I do hope to come back and write about this carefully. I hope to see you and others who share your stance refine the arguments and evidence for “the average leader, given unlimited power, will kill you or make your life miserable or worse”.
I don’t remember where our most complete thread on this is; I think we had a more complete discussion on some’s short and incomplete top-level post on this topic. We need better arguments on both sides so we can get a better guess.
Sometime ago I came up with a debate protocol that might be a good fit for this question, let me know if you’d like to try.
I’d love to! I like the format. The challenge is finding time. Timeboxing it would be great for efficiency. I wonder about posting it as one shared-authorship post where we each summarize our argument, written last, linked to two individually authored posts.
I’ll dm on timing and more logistics.
@Seth Herd @cousin_it I do remember a similar clash of positions of habryka and Villiam.
The case for the average leader making your life miserable is that the leader is able to seize the entirety of resources and not need the others for the vast majority of purposes.
A case against the leader making your life miserable would be something along the lines ‘The leader has a high enough integrity to propagate resources to one’s friends,[1] some of whom propagate the resources further,[2] the graph of propagations is likely connected to you’ or ‘The leader doesn’t gain anything by robbing the majority of people’.

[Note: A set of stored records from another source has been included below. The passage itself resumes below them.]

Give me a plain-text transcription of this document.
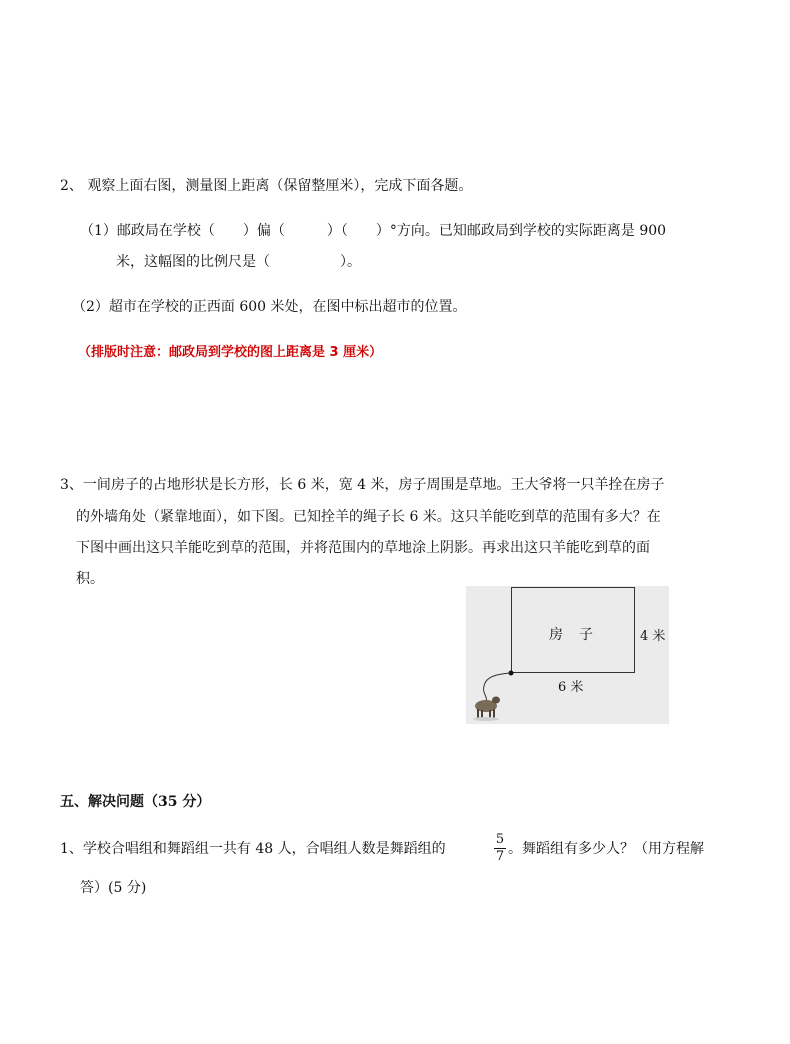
2、 观察上面右图，测量图上距离（保留整厘米），完成下面各题。
（1）邮政局在学校（　　）偏（　　　）（　　）°方向。已知邮政局到学校的实际距离是 900
米，这幅图的比例尺是（　　　　　）。
（2）超市在学校的正西面 600 米处，在图中标出超市的位置。
（排版时注意：邮政局到学校的图上距离是 3 厘米）
3、一间房子的占地形状是长方形，长 6 米，宽 4 米，房子周围是草地。王大爷将一只羊拴在房子
的外墙角处（紧靠地面），如下图。已知拴羊的绳子长 6 米。这只羊能吃到草的范围有多大？在
下图中画出这只羊能吃到草的范围，并将范围内的草地涂上阴影。再求出这只羊能吃到草的面
积。
房子 4 米
6 米
五、解决问题（35 分）
1、学校合唱组和舞蹈组一共有 48 人，合唱组人数是舞蹈组的	$\frac{5}{7}$ 。舞蹈组有多少人？（用方程解
答）(5 分)
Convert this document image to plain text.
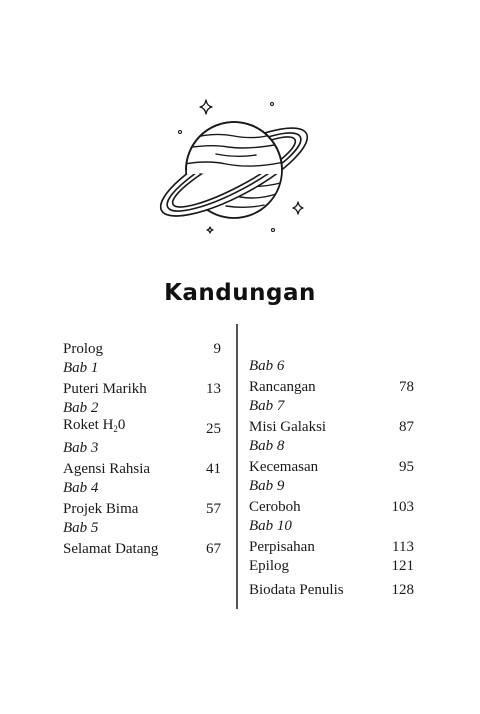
Kandungan
Prolog	9
Bab 1
Puteri Marikh	13
Bab 2
Roket $H_20$	25
Bab 3
Agensi Rahsia	41
Bab 4
Projek Bima	57
Bab 5
Selamat Datang	67
Bab 6
Rancangan	78
Bab 7
Misi Galaksi	87
Bab 8
Kecemasan	95
Bab 9
Ceroboh	103
Bab 10
Perpisahan	113
Epilog	121
Biodata Penulis	128
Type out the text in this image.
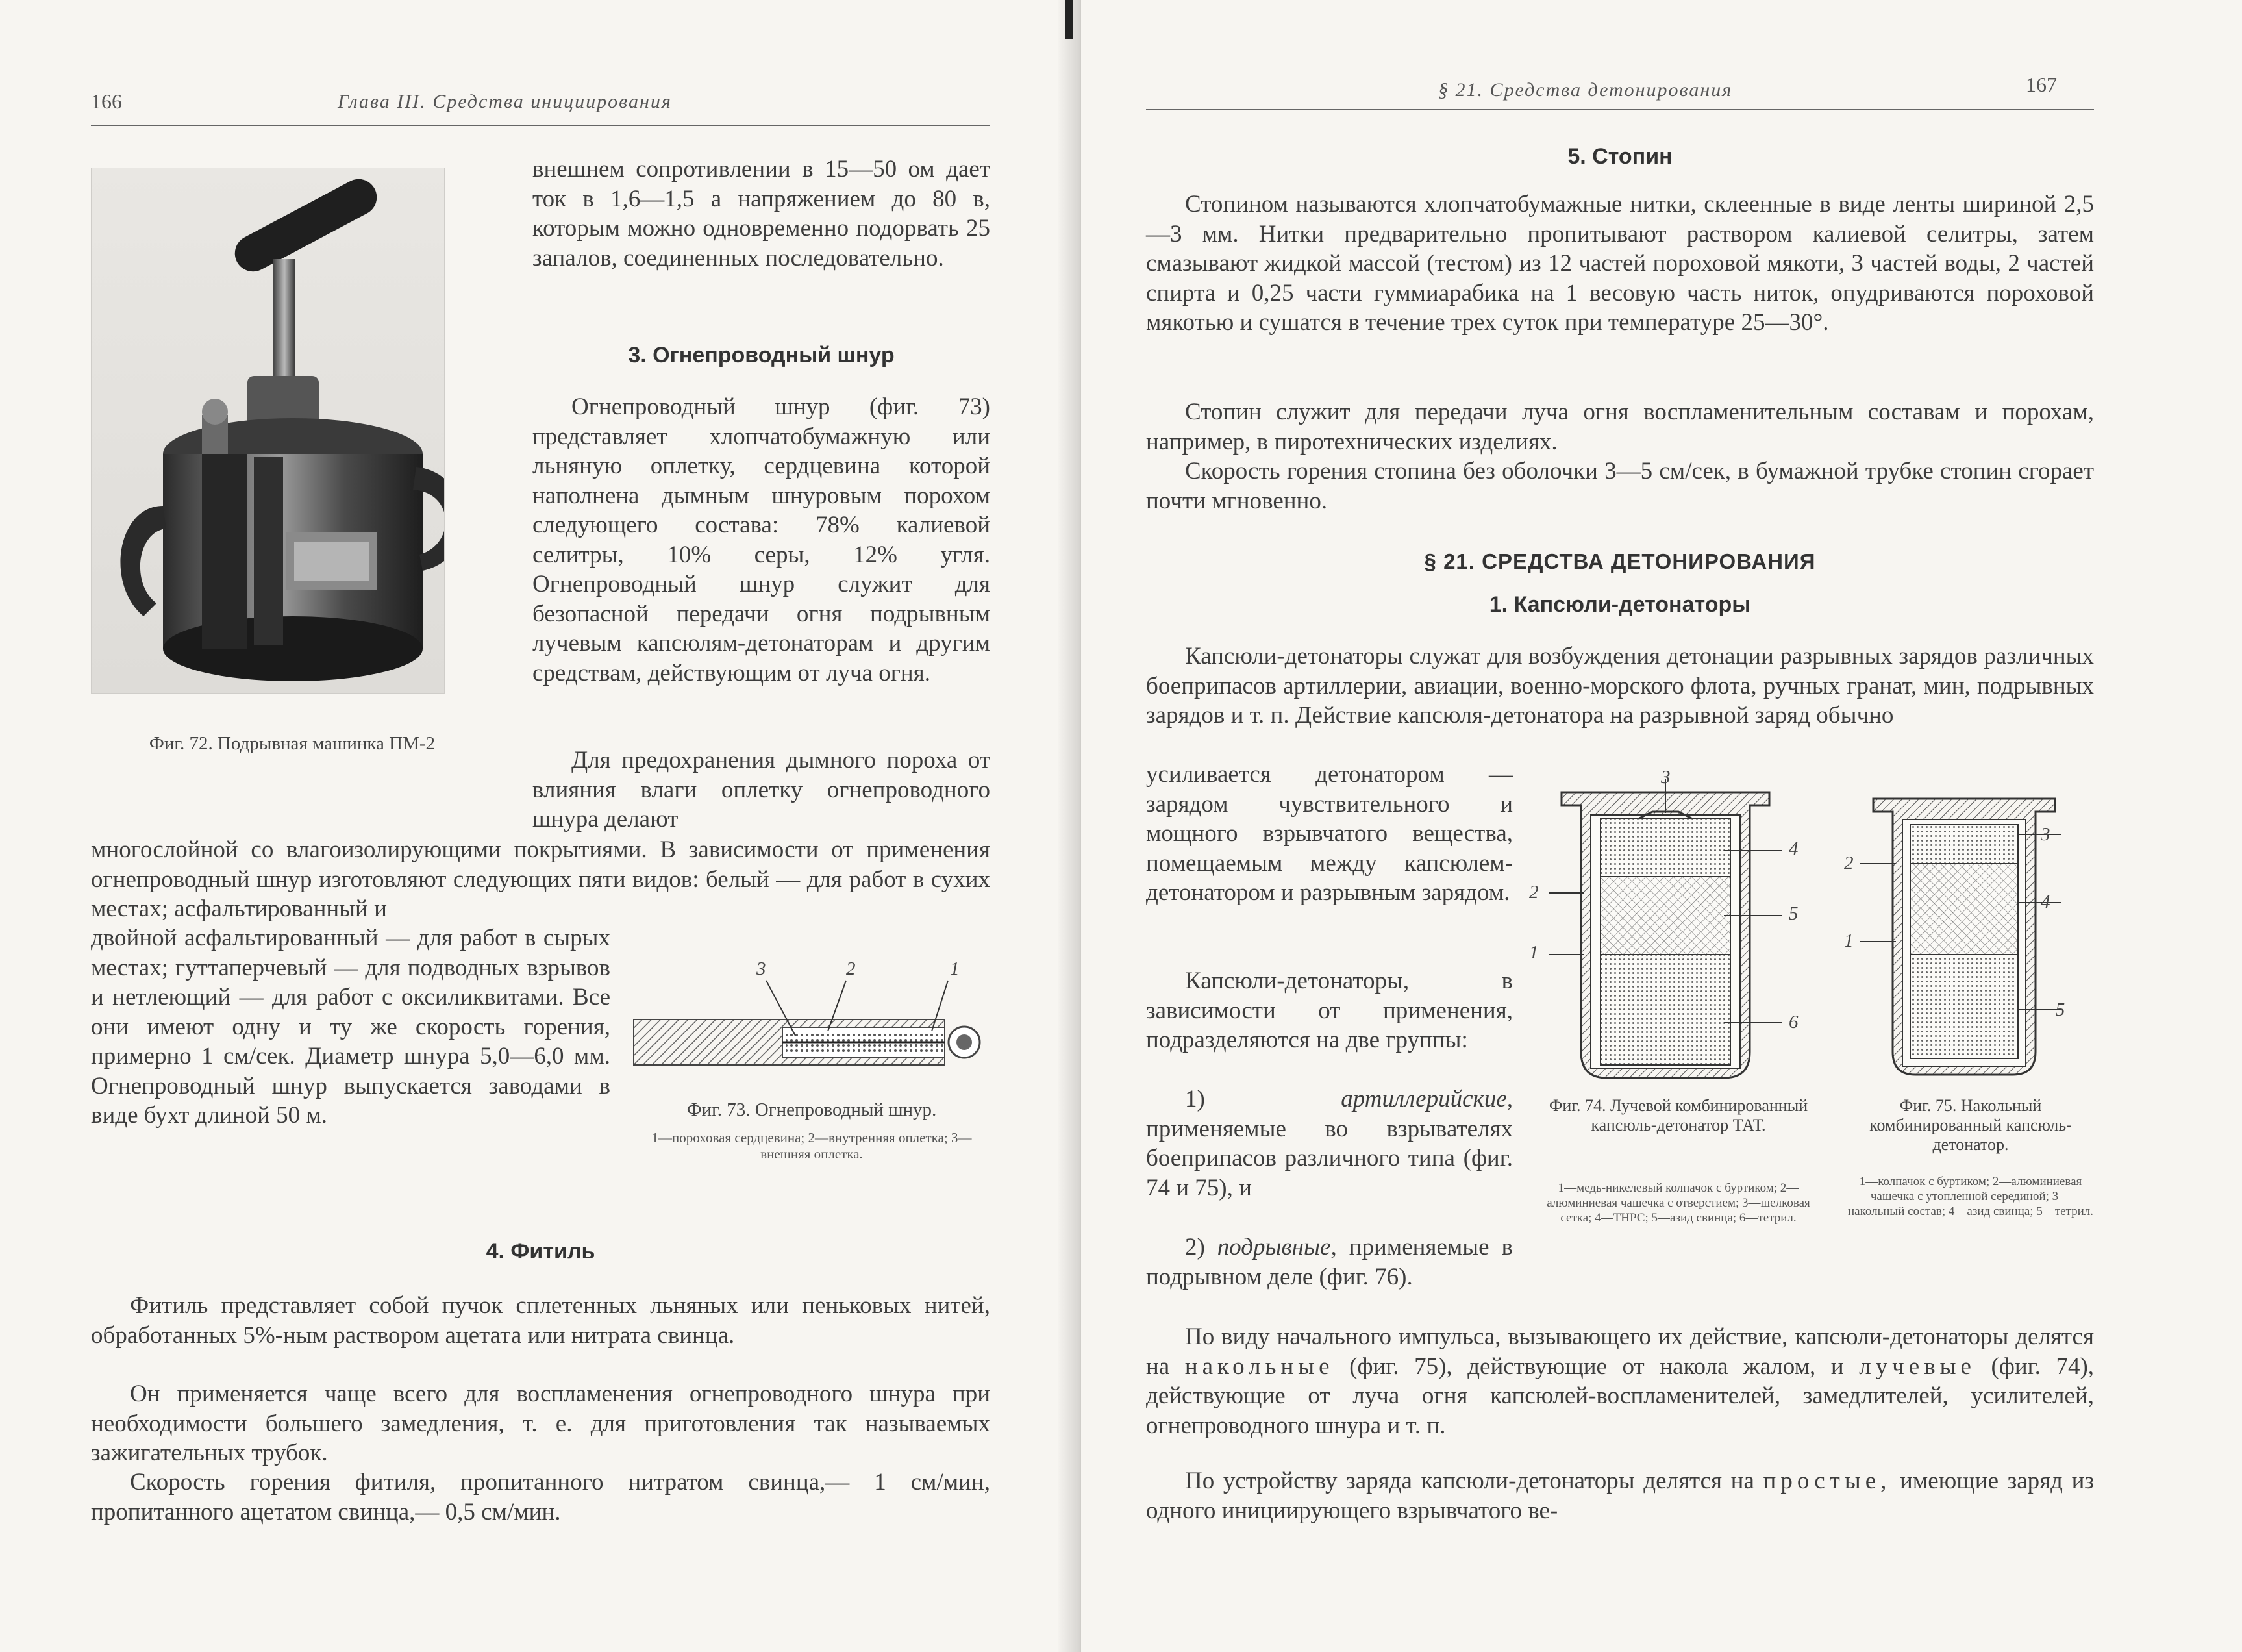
166	Глава III. Средства инициирования
Фиг. 72. Подрывная машинка ПМ-2
внешнем сопротивлении в 15—50 ом дает ток в 1,6—1,5 а напряжением до 80 в, которым можно одновременно подорвать 25 запалов, соединенных последовательно.
3. Огнепроводный шнур
Огнепроводный шнур (фиг. 73) представляет хлопчатобумажную или льняную оплетку, сердцевина которой наполнена дымным шнуровым порохом следующего состава: 78% калиевой селитры, 10% серы, 12% угля. Огнепроводный шнур служит для безопасной передачи огня подрывным лучевым капсюлям-детонаторам и другим средствам, действующим от луча огня.
Для предохранения дымного пороха от влияния влаги оплетку огнепроводного шнура делают
многослойной со влагоизолирующими покрытиями. В зависимости от применения огнепроводный шнур изготовляют следующих пяти видов: белый — для работ в сухих местах; асфальтированный и
двойной асфальтированный — для работ в сырых местах; гуттаперчевый — для подводных взрывов и нетлеющий — для работ с оксиликвитами. Все они имеют одну и ту же скорость горения, примерно 1 см/сек. Диаметр шнура 5,0—6,0 мм. Огнепроводный шнур выпускается заводами в виде бухт длиной 50 м.
3	2	1
Фиг. 73. Огнепроводный шнур.
1—пороховая сердцевина; 2—внутренняя оплетка; 3—внешняя оплетка.
4. Фитиль
Фитиль представляет собой пучок сплетенных льняных или пеньковых нитей, обработанных 5%-ным раствором ацетата или нитрата свинца.
Он применяется чаще всего для воспламенения огнепроводного шнура при необходимости большего замедления, т. е. для приготовления так называемых зажигательных трубок.
Скорость горения фитиля, пропитанного нитратом свинца,— 1 см/мин, пропитанного ацетатом свинца,— 0,5 см/мин.
§ 21. Средства детонирования	167
5. Стопин
Стопином называются хлопчатобумажные нитки, склеенные в виде ленты шириной 2,5—3 мм. Нитки предварительно пропитывают раствором калиевой селитры, затем смазывают жидкой массой (тестом) из 12 частей пороховой мякоти, 3 частей воды, 2 частей спирта и 0,25 части гуммиарабика на 1 весовую часть ниток, опудриваются пороховой мякотью и сушатся в течение трех суток при температуре 25—30°.
Стопин служит для передачи луча огня воспламенительным составам и порохам, например, в пиротехнических изделиях.
Скорость горения стопина без оболочки 3—5 см/сек, в бумажной трубке стопин сгорает почти мгновенно.
§ 21. СРЕДСТВА ДЕТОНИРОВАНИЯ
1. Капсюли-детонаторы
Капсюли-детонаторы служат для возбуждения детонации разрывных зарядов различных боеприпасов артиллерии, авиации, военно-морского флота, ручных гранат, мин, подрывных зарядов и т. п. Действие капсюля-детонатора на разрывной заряд обычно
усиливается детонатором — зарядом чувствительного и мощного взрывчатого вещества, помещаемым между капсюлем-детонатором и разрывным зарядом.
Капсюли-детонаторы, в зависимости от применения, подразделяются на две группы:
1)	артиллерийские, применяемые во взрывателях боеприпасов различного типа (фиг. 74 и 75), и
2) подрывные, применяемые в подрывном деле (фиг. 76).
3
4
2
5
1
6
3
2
4
1
5
Фиг. 74. Лучевой комбинированный капсюль-детонатор ТАТ.
1—медь-никелевый колпачок с буртиком; 2—алюминиевая чашечка с отверстием; 3—шелковая сетка; 4—ТНРС; 5—азид свинца; 6—тетрил.
Фиг. 75. Накольный комбинированный капсюль-детонатор.
1—колпачок с буртиком; 2—алюминиевая чашечка с утопленной серединой; 3—накольный состав; 4—азид свинца; 5—тетрил.
По виду начального импульса, вызывающего их действие, капсюли-детонаторы делятся на накольные (фиг. 75), действующие от накола жалом, и лучевые (фиг. 74), действующие от луча огня капсюлей-воспламенителей, замедлителей, усилителей, огнепроводного шнура и т. п.
По устройству заряда капсюли-детонаторы делятся на простые, имеющие заряд из одного инициирующего взрывчатого ве-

The closest pre-ASI equivalents of an arrangement where the graph doesn’t connect the leader to the majority of people are:
Outlawed malpractices like explicit racial segregation;
Class barriers, like those described by conspiracy theories[3] or existing in capitalism as described by socialists;
States during some periods of decline.
The latter example is especially interesting because such periods did often emerge in human history and would end with the elites being purged after a leader understood their incompetence or the entire power structure being disrupted and eliminating the incompetent in a different manner. The AIs, on the other hand, would systematically prevent disruptions and fail to prevent power concentrations unless told to.
However, Claude’s current Constitution does have the line explicitly trying to prohibit it from concentrating power, which I quoted above. Does that imply that OpenAI and GDM, let alone xAI or Meta, are to be prevented from taking part in creation of the ASI?
P.S. How likely is it that the entire premise of ASIs perfectly aligned to any whims is false because the ASIs either arrive at a true morality or commit genocide?
Or to everyone, to people from an ethnos or everyone obeying certain rules.
See, e.g. footnote 56 from AI-2027′s Slowdown Branch. The AI-2027 authors are uncertain on whether a power grab happens at all.
For example, if an International Jewish conspiracy existed and the ASI was aligned to one of its members, then everyone not in the conspiracy would be doomed.